И если спичрайтеры, несомненно, имеют еще в карманах пару-тройку пафосных риторических приемов, то у тех, кто формирует и формулирует внешнюю политику, такого рода "фишек" в запасе больше не остается.
Поэтому после первого за долгое время разговора Путина и Макрона французская сторона поспешила сообщить, что в ближайшее время (без уточнения даты) состоится следующая беседа президентов.
Европейские дипломаты, как обычно, неназванные, утверждают: есть основания полагать, что "поддержка Украины может изменить параметры". Не сейчас, не немедленно, но "с течением времени".
Если взглянуть, читая прессу, на календарь и вспомнить, что до начала осени (это время года наступает в Европе по астрономическому календарю, то есть 22 сентября) остается всего лишь месяц, то расплывчатость медийных формулировок обретает требуемую конкретику.

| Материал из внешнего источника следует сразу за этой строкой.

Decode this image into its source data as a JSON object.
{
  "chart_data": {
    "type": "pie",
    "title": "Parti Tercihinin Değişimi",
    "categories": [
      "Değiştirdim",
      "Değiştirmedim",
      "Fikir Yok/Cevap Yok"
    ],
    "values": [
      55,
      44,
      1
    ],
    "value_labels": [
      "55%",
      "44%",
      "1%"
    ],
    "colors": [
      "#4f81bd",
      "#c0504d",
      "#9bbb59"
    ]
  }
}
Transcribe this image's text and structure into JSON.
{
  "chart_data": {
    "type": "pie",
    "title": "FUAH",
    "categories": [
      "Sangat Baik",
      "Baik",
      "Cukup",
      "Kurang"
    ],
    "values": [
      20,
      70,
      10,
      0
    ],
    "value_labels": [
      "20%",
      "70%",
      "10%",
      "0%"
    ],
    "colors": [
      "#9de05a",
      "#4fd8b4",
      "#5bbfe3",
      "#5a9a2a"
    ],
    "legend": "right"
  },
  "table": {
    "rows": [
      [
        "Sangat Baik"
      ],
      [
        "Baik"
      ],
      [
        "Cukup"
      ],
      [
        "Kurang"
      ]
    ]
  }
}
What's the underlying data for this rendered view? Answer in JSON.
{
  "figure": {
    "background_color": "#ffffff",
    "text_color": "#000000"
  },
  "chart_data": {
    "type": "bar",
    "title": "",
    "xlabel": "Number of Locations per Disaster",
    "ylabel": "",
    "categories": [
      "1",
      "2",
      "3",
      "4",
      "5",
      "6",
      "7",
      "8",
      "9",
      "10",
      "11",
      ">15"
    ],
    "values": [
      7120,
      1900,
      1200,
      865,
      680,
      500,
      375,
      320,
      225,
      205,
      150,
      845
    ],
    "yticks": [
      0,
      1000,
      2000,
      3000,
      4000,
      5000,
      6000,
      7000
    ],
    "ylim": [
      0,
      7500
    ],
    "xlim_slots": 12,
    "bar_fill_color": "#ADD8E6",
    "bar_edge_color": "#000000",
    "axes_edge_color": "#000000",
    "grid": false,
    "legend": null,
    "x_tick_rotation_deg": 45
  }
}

Ситуация практически не оставляет временного пространства для маневра даже для властей тех стран, что обладают (или все-таки обладали?) мощной экономикой. Они не могут позволить себе политически угробить собственную индустрию, даже если сто пятьдесят раз назвать это действие "платой за свободу". Они также связаны по рукам и по ногам разнообразными социальными обязательствами, которые не исполнять невозможно. У них к тому же нет никакой уверенности в том, что осень — и главное, зима — будут мягкими, с приятными "европейскими" температурами.
Генерал Мороз (или женераль Мороз) в своих действиях практически непредсказуем, а как и каким образом содержать в тепле больницы, дома престарелых, детские сады и школы, нынешние европейские и общеевропейские власти не знают.
Эти принимающие и принимавшие решения уже крупно оскандалились не так давно со своим "зеленым переходом на ветряные мельницы". Как назло всем экологическим лоббистам, много месяцев подряд на всем континенте стояла практически безветренная погода.
Поэтому очень трудно сейчас представить, что решения, разрабатываемые в Париже, Берлине, Брюсселе или в Риме, основаны на рациональном понимании ситуации.
Скорее, паникуя, понимая, что время (в широком смысле, историческом в том числе) работает против принятой тактики и уже угрожает самой стратегии, европейцы пытаются сохранить лицо. Но теряют инициативу.
Окно возможностей — оно такое: может захлопнуться раньше, чем ожидаешь.
Впереди, несмотря на натянутый на холеные лица апломб, континент ждут времена нищеты, тревоги и беспокойства.
Россию-то в звенящую светлую даль унесут три белых коня: декабрь, январь и февраль. А вот куда погонит Европу генерал Мороз, вопрос открытый.